What we're looking at
This week features Round Two of a series on mutual fund families you may not have heard of, but are worth knowing about. The first round was published Sept. 28-Oct. 1 and you can read it here: http://tgam.ca/u1e.
Our screen
Today's fund family is Norrep, a small group of funds run by Hesperian Capital Management of Calgary and Toronto.
The funds presented here are ranked by assets. To assess their performance, we've presented their quartile rankings over various periods. Quartiles divide funds in a category in four groupings; a ranking in the first and second quartiles is what you want to see as an investor.
What we found
Norrep is a boutique fund firm specializing in small-size companies, which offer higher risks but also greater potential rewards than blue chips. Small companies are an area where active management – stocks are chosen by money managers instead of using an index-tracking approach – has proven especially effective.
Unfortunately, the flagship Norrep Fund was closed to new investment back in 2005. With $92-million in assets, the fund is comparatively small. But the people who run Norrep fund believe in capping a fund as soon as it threatens to get too big for the manager to run it effectively.
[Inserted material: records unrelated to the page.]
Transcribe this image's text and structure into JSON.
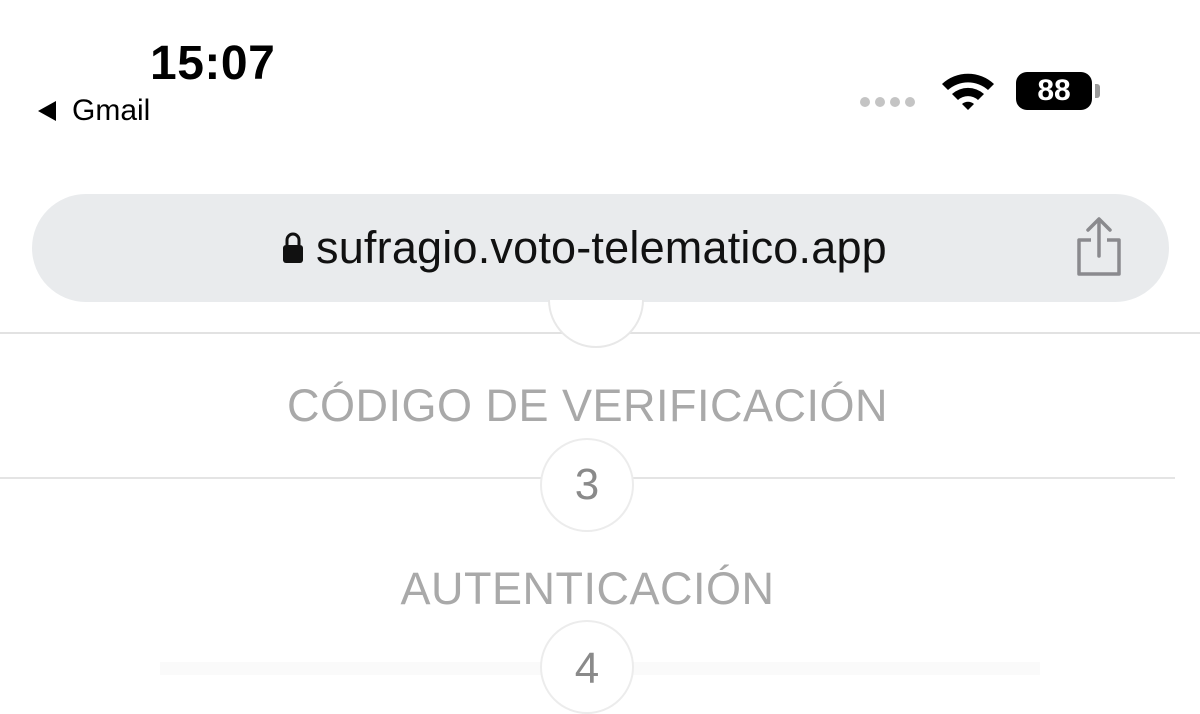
{
  "status_bar": {
    "time": "15:07",
    "back_app": "Gmail",
    "battery": "88"
  },
  "browser": {
    "url": "sufragio.voto-telematico.app",
    "lock_icon": "lock-icon",
    "share_icon": "share-icon"
  },
  "steps": [
    {
      "label": "CÓDIGO DE VERIFICACIÓN",
      "number": "3"
    },
    {
      "label": "AUTENTICACIÓN",
      "number": "4"
    }
  ],
  "colors": {
    "url_bar_bg": "#e9ebed",
    "step_text": "#a9a9a9",
    "step_number": "#8a8a8a"
  }
}
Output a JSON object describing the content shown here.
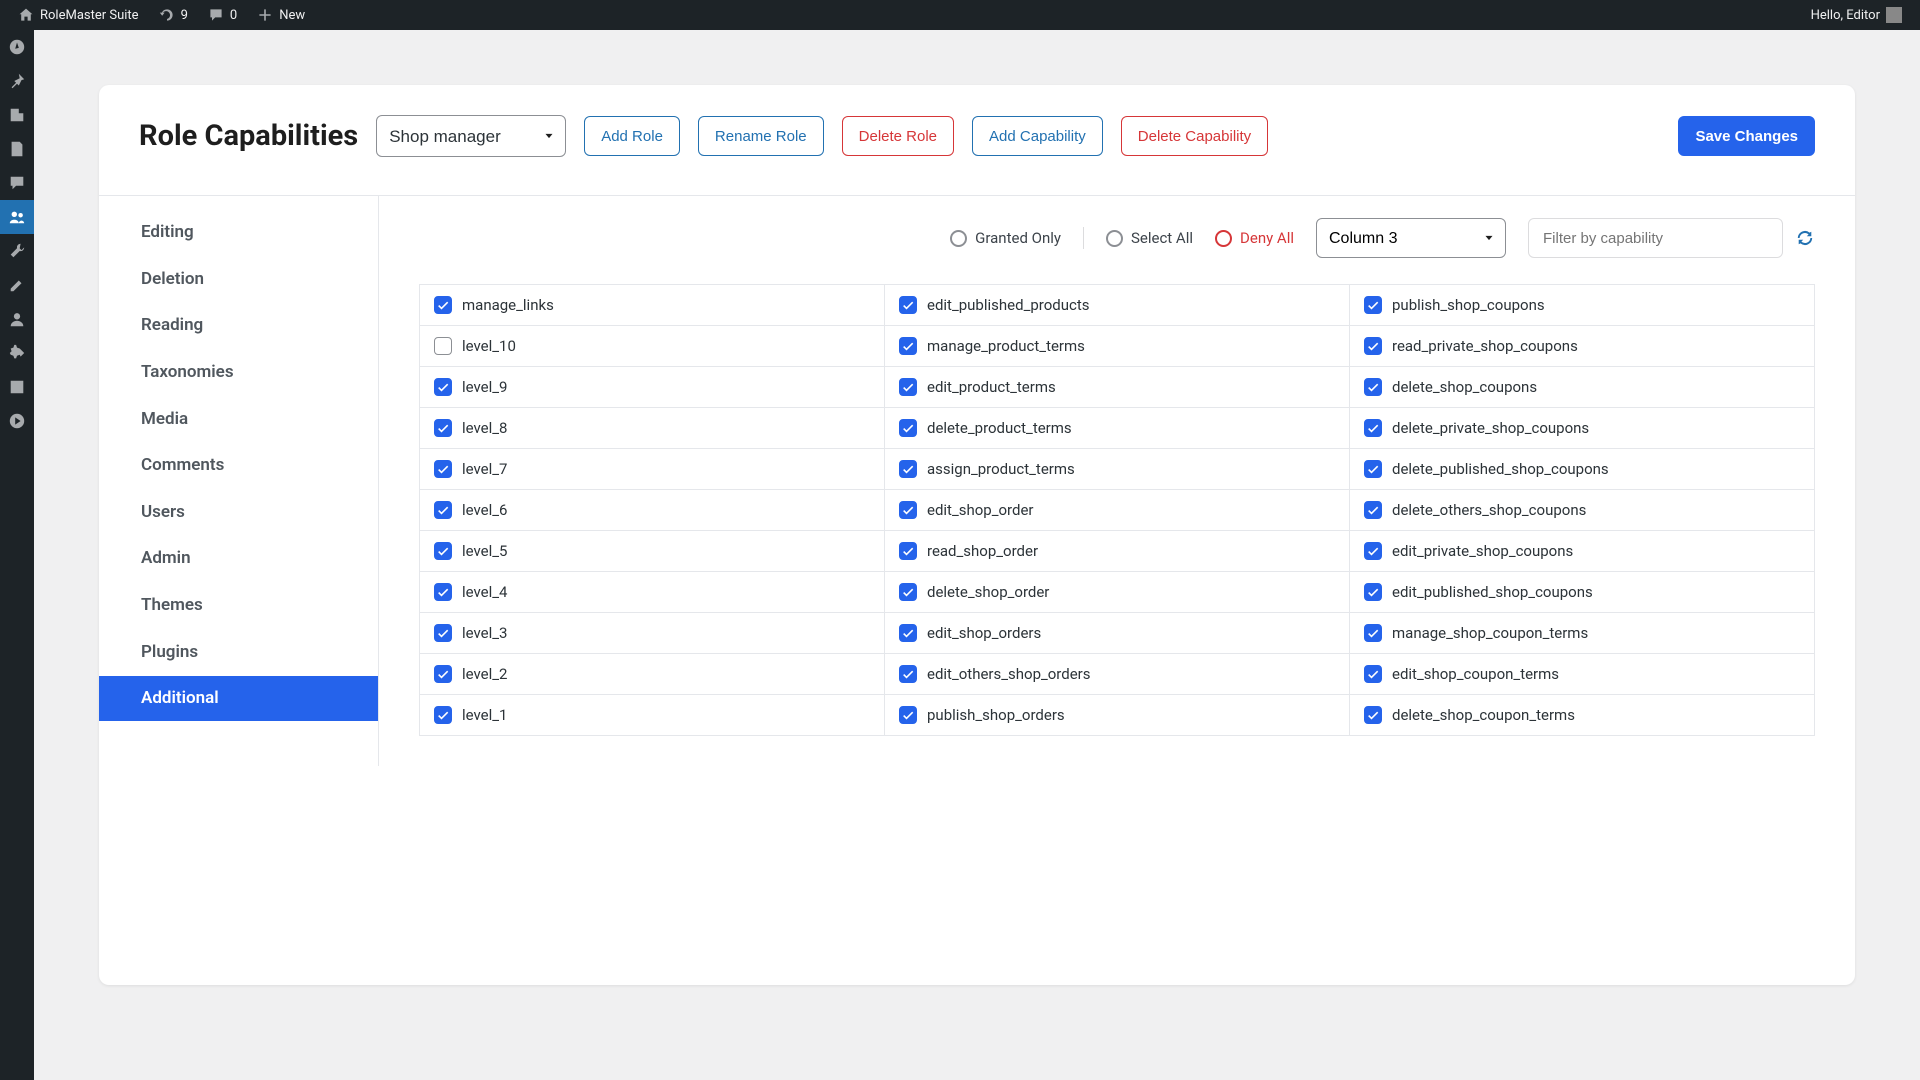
{
  "adminbar": {
    "site_name": "RoleMaster Suite",
    "updates": "9",
    "comments": "0",
    "new": "New",
    "hello": "Hello, Editor"
  },
  "sidebar_icons": [
    "dashboard",
    "pin",
    "media",
    "pages",
    "comments",
    "members",
    "tools",
    "appearance",
    "users",
    "settings",
    "collapse",
    "play"
  ],
  "active_sidebar_index": 5,
  "header": {
    "title": "Role Capabilities",
    "role_selected": "Shop manager",
    "add_role": "Add Role",
    "rename_role": "Rename Role",
    "delete_role": "Delete Role",
    "add_capability": "Add Capability",
    "delete_capability": "Delete Capability",
    "save": "Save Changes"
  },
  "cat_tabs": [
    "Editing",
    "Deletion",
    "Reading",
    "Taxonomies",
    "Media",
    "Comments",
    "Users",
    "Admin",
    "Themes",
    "Plugins",
    "Additional"
  ],
  "active_cat": "Additional",
  "toolbar": {
    "granted_only": "Granted Only",
    "select_all": "Select All",
    "deny_all": "Deny All",
    "column_selected": "Column 3",
    "filter_placeholder": "Filter by capability"
  },
  "caps": {
    "col1": [
      {
        "label": "manage_links",
        "checked": true
      },
      {
        "label": "level_10",
        "checked": false
      },
      {
        "label": "level_9",
        "checked": true
      },
      {
        "label": "level_8",
        "checked": true
      },
      {
        "label": "level_7",
        "checked": true
      },
      {
        "label": "level_6",
        "checked": true
      },
      {
        "label": "level_5",
        "checked": true
      },
      {
        "label": "level_4",
        "checked": true
      },
      {
        "label": "level_3",
        "checked": true
      },
      {
        "label": "level_2",
        "checked": true
      },
      {
        "label": "level_1",
        "checked": true
      }
    ],
    "col2": [
      {
        "label": "edit_published_products",
        "checked": true
      },
      {
        "label": "manage_product_terms",
        "checked": true
      },
      {
        "label": "edit_product_terms",
        "checked": true
      },
      {
        "label": "delete_product_terms",
        "checked": true
      },
      {
        "label": "assign_product_terms",
        "checked": true
      },
      {
        "label": "edit_shop_order",
        "checked": true
      },
      {
        "label": "read_shop_order",
        "checked": true
      },
      {
        "label": "delete_shop_order",
        "checked": true
      },
      {
        "label": "edit_shop_orders",
        "checked": true
      },
      {
        "label": "edit_others_shop_orders",
        "checked": true
      },
      {
        "label": "publish_shop_orders",
        "checked": true
      }
    ],
    "col3": [
      {
        "label": "publish_shop_coupons",
        "checked": true
      },
      {
        "label": "read_private_shop_coupons",
        "checked": true
      },
      {
        "label": "delete_shop_coupons",
        "checked": true
      },
      {
        "label": "delete_private_shop_coupons",
        "checked": true
      },
      {
        "label": "delete_published_shop_coupons",
        "checked": true
      },
      {
        "label": "delete_others_shop_coupons",
        "checked": true
      },
      {
        "label": "edit_private_shop_coupons",
        "checked": true
      },
      {
        "label": "edit_published_shop_coupons",
        "checked": true
      },
      {
        "label": "manage_shop_coupon_terms",
        "checked": true
      },
      {
        "label": "edit_shop_coupon_terms",
        "checked": true
      },
      {
        "label": "delete_shop_coupon_terms",
        "checked": true
      }
    ]
  }
}
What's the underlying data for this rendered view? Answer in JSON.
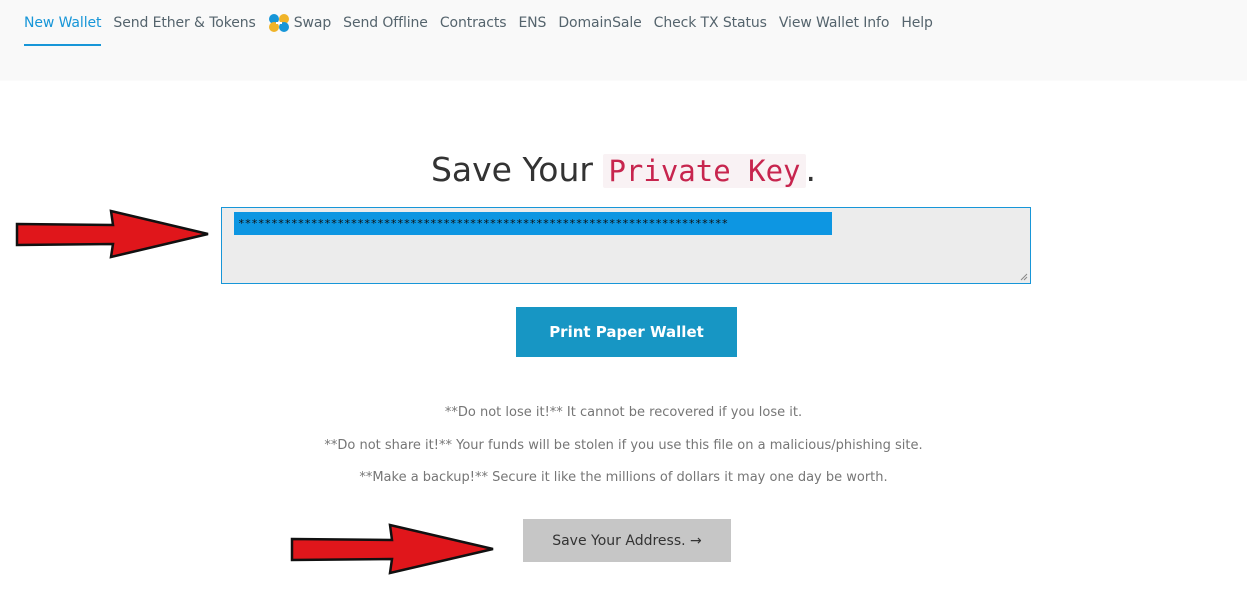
{
  "nav": {
    "items": [
      {
        "label": "New Wallet",
        "active": true
      },
      {
        "label": "Send Ether & Tokens"
      },
      {
        "label": "Swap",
        "icon": "swap-icon"
      },
      {
        "label": "Send Offline"
      },
      {
        "label": "Contracts"
      },
      {
        "label": "ENS"
      },
      {
        "label": "DomainSale"
      },
      {
        "label": "Check TX Status"
      },
      {
        "label": "View Wallet Info"
      },
      {
        "label": "Help"
      }
    ]
  },
  "heading": {
    "prefix": "Save Your",
    "code": "Private Key",
    "suffix": "."
  },
  "private_key": {
    "value": "**************************************************************************"
  },
  "buttons": {
    "print": "Print Paper Wallet",
    "save_address": "Save Your Address. →"
  },
  "warnings": [
    "**Do not lose it!** It cannot be recovered if you lose it.",
    "**Do not share it!** Your funds will be stolen if you use this file on a malicious/phishing site.",
    "**Make a backup!** Secure it like the millions of dollars it may one day be worth."
  ],
  "colors": {
    "accent": "#1796d8",
    "arrow": "#e0161b",
    "code": "#c7254e"
  }
}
This brings us to Norrep II, which has an identical investment mandate and style as the Norrep Fund. This fund did not have a good 2008 – it lost just a little over half its value – but it has averaged 17.3 per cent annually since it opened in October, 2001.
Norrep fees are in line with other funds in the Canadian small- or mid-cap category; Norrep Resource Class's mountainous MER includes a performance fee. The minimum upfront purchase for Norrep funds is $5,000 or $20,000, and the funds are not available in Quebec or the territories.